Schematic of typical spectrohelioscope. The two slits oscillate rapidly to allow a portion of the Sun to be seen in monochromatic light. Many variations are possible: collimation can be done with concave mirrors, dispersion can be achieved with glass prisms, and scanning can be achieved with fixed slits and spinning square prisms. Because they are large (usually more than 3 meters long) and delicate, spectrohelioscopes are usually fixed, with moving mirrors to track the Sun

The basic spectrohelioscope is a complex machine that uses a spectroscope to scan the surface of the Sun. The image from the objective lens is focused on a narrow slit revealing only a thin portion of the Sun's surface. The light is then passed through a prism or diffraction grating to spread the light into a spectrum. The spectrum is then focused on another slit that allows only a narrow part of the spectrum (the desired wavelength of light for viewing) to pass. The light is finally focused on an eyepiece so the surface of the Sun can be seen. The view, however, would be only a narrow strip of the Sun's surface.

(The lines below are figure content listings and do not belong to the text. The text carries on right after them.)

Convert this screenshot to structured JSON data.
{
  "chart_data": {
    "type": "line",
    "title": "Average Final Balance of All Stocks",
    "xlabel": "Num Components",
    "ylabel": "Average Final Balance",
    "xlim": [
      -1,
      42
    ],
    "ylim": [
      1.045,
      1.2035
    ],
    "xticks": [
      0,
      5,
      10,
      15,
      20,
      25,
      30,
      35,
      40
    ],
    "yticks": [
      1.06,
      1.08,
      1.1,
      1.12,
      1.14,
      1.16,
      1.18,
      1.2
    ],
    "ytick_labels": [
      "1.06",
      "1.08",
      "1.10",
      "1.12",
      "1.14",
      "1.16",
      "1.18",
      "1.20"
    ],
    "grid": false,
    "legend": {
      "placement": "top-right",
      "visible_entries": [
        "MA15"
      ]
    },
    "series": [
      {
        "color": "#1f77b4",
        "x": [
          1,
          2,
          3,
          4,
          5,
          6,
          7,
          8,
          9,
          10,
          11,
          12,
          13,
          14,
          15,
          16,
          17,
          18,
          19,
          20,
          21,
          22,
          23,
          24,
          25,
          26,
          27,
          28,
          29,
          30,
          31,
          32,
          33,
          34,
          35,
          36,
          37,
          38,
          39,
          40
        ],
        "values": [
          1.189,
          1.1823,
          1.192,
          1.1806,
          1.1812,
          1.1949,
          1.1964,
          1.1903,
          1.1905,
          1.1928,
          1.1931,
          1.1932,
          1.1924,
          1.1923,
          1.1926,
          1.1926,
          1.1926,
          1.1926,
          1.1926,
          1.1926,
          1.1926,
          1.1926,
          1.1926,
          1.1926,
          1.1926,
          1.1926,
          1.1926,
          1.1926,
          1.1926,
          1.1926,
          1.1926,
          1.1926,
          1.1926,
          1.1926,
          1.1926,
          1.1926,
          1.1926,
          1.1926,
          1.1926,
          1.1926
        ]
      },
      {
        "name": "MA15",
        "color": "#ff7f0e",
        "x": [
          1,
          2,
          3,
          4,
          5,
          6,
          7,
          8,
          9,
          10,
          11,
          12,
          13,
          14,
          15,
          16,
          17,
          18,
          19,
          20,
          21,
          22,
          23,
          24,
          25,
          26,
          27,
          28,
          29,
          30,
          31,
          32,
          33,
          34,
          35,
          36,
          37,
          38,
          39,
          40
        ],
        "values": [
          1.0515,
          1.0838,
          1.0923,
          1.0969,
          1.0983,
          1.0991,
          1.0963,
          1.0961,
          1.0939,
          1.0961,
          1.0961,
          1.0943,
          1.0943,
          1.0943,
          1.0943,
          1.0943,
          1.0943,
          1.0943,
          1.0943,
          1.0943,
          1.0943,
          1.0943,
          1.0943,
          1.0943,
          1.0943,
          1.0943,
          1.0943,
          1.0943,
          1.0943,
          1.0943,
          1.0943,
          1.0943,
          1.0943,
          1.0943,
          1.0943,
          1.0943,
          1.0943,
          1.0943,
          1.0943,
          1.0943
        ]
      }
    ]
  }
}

The slits are moved in unison to scan across the whole surface of the Sun giving a full image. Independently nodding mirrors can be used instead of moving slits to produce the same scan: the first mirror selects a slice of the Sun, the second selects the desired wavelength.

The spectroheliograph is a similar device, but images the Sun at a particular wavelength photographically and is still in use in professional observatories.